Annabelle’s lipstick bled into the small creases of skin around her thin lips like watercolor paint. As she spoke, Leonard noticed a greasy coral stain on her front tooth. As her mouth flapped open and closed, her tongue carried the glossy smear across her teeth which had the same grey pallor as an old sink. A coral sink, a greasy sink — it was difficult to listen to what his sister was saying. When did she start wearing so much make-up, he wondered.
They were sitting at a small round table in the glass atrium of the cactus sanctuary. It was brand new, not even open to the public, and here they were, taking it in Leonard took a sip of iced water from the glass on the table. It tasted strange to him, not at all like the refreshing New York City tap water he was used to drinking; the finest in the country. He didn’t know what was in this New Mexico tap water but he didn’t like it.
He placed the glass back down on the table. It fit perfectly back into the ring of water it had left behind. Beads of moisture trickled down the sides of the glass, mimicking the sweat that dribbled down his forehead. The room felt like a sauna. Annabelle kept a small, damp washcloth with her at all times. She frequently wiped it across the back of her neck or dabbed at her browline. It was high noon and the sun beat down on the glass roof above them, heating them as though they were flesh nuggets in a great glass oven. It had to be over one hundred degrees. Stifling. Why didn’t he get a goddamn face cloth?
“That’s why we have a special room for the Stenocereus Hollianus Cristata,” she concluded. Leonard looked up at her. She was smiling at him and gently kneading the crumpled damp washcloth with the tips of her fingers. She looked proud and happy. Happier than he had seen her in a long time. Well, what wasn’t to be happy about, Leonard thought, the inheritance had served her well, apparently.
“So why this?” He asked, gesturing around them.
“What do you mean?” She replied. He noticed the lines around her mouth started to slowly curve downward. He would have to tread lightly.

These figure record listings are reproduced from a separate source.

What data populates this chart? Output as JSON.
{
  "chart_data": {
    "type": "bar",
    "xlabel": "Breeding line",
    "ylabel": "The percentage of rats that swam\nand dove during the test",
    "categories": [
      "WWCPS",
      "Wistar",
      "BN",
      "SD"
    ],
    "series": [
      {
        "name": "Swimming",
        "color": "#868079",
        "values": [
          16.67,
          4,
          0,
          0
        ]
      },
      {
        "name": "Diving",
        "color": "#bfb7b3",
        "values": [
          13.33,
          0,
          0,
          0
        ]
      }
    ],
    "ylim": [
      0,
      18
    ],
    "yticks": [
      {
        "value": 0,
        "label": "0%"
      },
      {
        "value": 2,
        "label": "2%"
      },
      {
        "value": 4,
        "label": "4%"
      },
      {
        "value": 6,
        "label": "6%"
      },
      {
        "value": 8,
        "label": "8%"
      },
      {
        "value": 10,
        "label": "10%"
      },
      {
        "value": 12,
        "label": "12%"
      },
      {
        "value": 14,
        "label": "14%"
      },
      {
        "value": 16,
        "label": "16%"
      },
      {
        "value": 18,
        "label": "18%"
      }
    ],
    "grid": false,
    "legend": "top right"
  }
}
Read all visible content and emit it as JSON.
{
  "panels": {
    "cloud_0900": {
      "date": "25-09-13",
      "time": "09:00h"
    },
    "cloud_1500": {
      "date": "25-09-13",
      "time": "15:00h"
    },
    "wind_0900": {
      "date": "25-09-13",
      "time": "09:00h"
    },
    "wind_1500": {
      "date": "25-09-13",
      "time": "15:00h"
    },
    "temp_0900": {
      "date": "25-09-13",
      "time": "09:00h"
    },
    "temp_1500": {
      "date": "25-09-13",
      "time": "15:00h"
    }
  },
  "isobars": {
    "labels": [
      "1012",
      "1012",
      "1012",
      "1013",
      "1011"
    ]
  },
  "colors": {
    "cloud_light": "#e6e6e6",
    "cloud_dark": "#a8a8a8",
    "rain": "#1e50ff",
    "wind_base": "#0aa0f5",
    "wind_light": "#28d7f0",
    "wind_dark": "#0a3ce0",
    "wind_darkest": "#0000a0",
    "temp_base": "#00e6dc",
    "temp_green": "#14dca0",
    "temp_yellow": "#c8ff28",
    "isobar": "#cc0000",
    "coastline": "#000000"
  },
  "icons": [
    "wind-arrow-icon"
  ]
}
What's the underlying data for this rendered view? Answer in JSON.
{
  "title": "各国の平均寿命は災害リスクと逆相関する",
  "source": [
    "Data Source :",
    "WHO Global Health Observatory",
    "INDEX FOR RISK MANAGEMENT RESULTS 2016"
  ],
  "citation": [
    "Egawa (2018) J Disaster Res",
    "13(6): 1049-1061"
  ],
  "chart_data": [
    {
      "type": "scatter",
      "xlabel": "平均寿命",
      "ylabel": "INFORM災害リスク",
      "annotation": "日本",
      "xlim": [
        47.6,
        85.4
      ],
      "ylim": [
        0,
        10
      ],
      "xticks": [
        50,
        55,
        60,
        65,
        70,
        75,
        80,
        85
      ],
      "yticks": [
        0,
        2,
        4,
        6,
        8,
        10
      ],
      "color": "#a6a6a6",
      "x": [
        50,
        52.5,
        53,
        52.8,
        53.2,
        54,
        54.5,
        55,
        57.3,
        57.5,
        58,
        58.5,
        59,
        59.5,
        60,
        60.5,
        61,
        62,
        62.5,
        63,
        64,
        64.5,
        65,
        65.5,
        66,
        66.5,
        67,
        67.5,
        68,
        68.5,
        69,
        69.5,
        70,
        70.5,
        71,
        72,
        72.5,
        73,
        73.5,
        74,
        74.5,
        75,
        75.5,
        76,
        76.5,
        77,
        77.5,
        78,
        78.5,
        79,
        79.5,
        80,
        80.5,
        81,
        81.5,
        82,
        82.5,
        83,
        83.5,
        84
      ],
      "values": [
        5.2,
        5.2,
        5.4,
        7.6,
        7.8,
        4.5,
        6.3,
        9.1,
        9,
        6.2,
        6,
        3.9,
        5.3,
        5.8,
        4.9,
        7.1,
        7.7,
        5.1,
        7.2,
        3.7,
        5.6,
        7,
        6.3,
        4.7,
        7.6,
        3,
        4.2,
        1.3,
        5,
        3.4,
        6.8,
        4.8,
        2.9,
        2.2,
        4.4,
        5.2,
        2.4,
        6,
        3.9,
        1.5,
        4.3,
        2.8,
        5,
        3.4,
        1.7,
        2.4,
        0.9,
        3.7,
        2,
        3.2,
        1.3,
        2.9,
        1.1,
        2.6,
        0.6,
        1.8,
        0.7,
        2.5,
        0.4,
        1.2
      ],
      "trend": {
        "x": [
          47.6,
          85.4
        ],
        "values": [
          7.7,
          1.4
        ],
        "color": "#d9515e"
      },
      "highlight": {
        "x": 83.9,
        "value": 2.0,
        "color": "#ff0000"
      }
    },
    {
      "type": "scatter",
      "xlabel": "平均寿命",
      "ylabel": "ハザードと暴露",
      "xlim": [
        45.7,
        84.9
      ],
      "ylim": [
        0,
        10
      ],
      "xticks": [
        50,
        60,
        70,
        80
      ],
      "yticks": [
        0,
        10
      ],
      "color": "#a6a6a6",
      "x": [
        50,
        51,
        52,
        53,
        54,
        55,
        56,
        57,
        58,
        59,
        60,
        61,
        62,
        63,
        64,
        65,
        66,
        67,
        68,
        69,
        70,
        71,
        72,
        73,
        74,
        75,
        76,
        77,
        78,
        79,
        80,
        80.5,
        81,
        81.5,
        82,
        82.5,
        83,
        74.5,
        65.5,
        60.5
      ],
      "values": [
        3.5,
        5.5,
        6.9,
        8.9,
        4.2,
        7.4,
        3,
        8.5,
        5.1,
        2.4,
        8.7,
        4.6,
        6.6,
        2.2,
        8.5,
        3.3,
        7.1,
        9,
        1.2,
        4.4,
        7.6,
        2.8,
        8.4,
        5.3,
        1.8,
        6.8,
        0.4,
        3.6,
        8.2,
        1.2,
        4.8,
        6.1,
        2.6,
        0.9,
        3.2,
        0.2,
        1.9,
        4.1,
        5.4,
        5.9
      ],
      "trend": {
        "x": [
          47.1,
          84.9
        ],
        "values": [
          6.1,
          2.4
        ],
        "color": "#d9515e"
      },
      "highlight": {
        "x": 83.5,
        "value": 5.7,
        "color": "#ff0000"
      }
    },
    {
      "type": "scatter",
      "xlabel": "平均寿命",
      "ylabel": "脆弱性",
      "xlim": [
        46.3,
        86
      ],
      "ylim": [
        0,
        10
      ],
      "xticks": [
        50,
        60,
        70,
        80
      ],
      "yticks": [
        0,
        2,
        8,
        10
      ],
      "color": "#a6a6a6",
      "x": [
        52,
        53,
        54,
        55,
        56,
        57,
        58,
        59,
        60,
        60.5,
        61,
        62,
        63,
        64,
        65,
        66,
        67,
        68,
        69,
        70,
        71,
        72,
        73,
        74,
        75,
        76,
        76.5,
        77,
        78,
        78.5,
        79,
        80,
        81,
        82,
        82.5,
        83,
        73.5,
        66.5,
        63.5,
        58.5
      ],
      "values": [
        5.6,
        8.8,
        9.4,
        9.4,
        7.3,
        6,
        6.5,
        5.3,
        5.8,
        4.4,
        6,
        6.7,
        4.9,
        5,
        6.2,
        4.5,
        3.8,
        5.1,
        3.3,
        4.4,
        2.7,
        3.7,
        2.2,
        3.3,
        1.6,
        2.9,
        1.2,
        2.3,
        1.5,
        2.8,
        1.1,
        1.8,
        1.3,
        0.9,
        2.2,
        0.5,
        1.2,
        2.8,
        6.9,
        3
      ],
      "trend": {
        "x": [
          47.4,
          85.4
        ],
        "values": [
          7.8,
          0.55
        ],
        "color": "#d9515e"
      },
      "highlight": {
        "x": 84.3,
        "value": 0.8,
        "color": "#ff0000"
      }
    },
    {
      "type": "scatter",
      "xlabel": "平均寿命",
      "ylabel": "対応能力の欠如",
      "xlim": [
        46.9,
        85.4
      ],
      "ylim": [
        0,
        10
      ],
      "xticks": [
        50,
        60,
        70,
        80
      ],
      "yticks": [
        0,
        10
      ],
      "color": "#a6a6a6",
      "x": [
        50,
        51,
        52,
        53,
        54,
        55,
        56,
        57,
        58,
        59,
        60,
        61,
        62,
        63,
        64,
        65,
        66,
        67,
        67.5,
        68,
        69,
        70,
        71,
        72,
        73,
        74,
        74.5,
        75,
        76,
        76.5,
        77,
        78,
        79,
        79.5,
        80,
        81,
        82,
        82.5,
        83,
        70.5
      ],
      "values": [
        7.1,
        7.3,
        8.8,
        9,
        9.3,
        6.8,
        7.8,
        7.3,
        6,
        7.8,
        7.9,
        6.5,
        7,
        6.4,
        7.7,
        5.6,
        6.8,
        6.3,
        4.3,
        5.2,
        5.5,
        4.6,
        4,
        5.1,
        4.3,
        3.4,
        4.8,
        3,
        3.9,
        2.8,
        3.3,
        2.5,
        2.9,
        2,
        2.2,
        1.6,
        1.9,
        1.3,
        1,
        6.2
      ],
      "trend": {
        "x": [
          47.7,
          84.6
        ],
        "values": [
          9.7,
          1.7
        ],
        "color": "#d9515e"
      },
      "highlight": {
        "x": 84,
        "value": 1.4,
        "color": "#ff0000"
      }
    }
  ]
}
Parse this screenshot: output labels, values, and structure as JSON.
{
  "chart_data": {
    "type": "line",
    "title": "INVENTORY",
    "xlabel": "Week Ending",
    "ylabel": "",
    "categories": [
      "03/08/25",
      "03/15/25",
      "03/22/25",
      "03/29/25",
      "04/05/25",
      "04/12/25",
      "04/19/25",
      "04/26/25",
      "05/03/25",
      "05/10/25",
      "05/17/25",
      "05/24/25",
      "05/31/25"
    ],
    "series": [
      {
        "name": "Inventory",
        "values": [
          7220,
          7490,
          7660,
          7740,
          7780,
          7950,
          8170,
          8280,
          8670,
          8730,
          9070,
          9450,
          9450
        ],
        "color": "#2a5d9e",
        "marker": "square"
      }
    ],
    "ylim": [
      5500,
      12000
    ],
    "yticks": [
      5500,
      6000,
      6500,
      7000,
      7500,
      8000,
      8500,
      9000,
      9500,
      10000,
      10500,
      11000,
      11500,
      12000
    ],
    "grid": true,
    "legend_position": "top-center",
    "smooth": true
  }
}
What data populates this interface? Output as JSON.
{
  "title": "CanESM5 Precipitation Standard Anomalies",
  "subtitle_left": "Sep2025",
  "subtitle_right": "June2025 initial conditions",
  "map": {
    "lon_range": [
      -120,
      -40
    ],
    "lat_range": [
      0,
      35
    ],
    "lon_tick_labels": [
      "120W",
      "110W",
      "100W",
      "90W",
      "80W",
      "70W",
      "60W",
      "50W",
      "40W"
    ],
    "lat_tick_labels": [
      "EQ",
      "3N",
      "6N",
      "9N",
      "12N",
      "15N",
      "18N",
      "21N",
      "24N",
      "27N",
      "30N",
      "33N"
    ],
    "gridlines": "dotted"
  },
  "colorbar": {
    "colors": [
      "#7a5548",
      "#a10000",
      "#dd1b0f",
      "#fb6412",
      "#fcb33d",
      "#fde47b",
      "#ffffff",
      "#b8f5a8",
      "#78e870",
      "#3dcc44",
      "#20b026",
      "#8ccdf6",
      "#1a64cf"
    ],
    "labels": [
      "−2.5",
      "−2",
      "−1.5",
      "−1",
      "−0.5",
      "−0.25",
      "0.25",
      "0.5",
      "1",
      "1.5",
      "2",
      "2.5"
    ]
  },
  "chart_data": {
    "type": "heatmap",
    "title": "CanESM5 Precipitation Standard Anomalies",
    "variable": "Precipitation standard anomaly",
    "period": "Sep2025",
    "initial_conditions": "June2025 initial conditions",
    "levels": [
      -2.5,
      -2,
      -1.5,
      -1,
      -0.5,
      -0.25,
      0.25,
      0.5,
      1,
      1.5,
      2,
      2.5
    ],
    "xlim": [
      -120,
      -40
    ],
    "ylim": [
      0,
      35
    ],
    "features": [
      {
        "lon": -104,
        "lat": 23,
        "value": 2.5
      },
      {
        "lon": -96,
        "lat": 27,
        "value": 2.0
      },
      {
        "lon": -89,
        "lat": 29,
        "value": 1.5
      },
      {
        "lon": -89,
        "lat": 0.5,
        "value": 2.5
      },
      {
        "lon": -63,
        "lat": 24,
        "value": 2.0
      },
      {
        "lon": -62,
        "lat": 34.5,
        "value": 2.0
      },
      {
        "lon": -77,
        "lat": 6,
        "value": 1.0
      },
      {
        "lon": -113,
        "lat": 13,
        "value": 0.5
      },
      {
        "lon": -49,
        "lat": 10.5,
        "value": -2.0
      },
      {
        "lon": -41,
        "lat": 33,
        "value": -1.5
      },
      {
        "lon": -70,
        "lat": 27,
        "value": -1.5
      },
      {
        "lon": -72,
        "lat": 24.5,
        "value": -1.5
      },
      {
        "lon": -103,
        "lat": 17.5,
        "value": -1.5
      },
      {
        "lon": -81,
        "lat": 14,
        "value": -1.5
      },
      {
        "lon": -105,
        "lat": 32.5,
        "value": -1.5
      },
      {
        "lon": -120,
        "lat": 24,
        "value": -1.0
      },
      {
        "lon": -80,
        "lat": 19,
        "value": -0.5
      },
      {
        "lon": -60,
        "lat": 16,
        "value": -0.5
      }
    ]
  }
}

“I mean, you could have done anything with 1.3 million dollars. Why cactuses?”
“Cacti.”
“Whatever.”
Annabelle sighed. Took a long drink from her own perspiring glass of water. Set the glass back down. Folded her hands on top of one another on the table.
“Leonard, I’ve just told you,” her tone of voice was exasperated. “Thirty-one percent of cactus species are in danger of extinction. That’s one in three!”
“But I just don’t see why —”
“Clearly you don’t understand. I just — I shouldn’t have expected you to. I’m sorry you came all the way out here. I thought you would be happy for me.”
Leonard was happy for his sister. He really was, and nearly said as much. He thought back over the past couple of years, when their parents were still alive, when Annabelle had still been homeless. Or, “traveling,” as she called it. She had rung him from a pay phone every couple of weeks with the address of a Western Union and would he please wire her a couple hundred bucks? He’d done it, of course — she was his sister, after all. Sure, he was on a budget. There was the mortgage, the car payments, school tuition for Emily and Robert, and Emily was dead set on going to science camp that summer. His wife, Janine, wanted to go to the Caribbean over the holidays. That would cost a pretty penny. And Leonard was no billionaire. But still, Annabelle was his sister. He always wired the money.
“Look, I didn’t mean to offend you. It’s great, Belle. It really is. You’re doing a good thing here.”
“Thank you.” She replied, smiled and straightened her shoulders.
He didn’t expect her to pay him back for any of the money he lent her over the years. He never knew what she did with it and he never asked. Anyway, he’d gotten his half of the inheritance, too, even if most of it had already been allocated to the kids' college fund. If the cactus sanctuary was successful, maybe he’d ask her to pay him back down the line. Would it be too much? He debated the question as she told him the names of the cacti that stood nearby — Blue Myrtle, Golden Barrel, Beaver Tail; that grew with so little water — and knew that — for a little while — he’d at least know where to find her.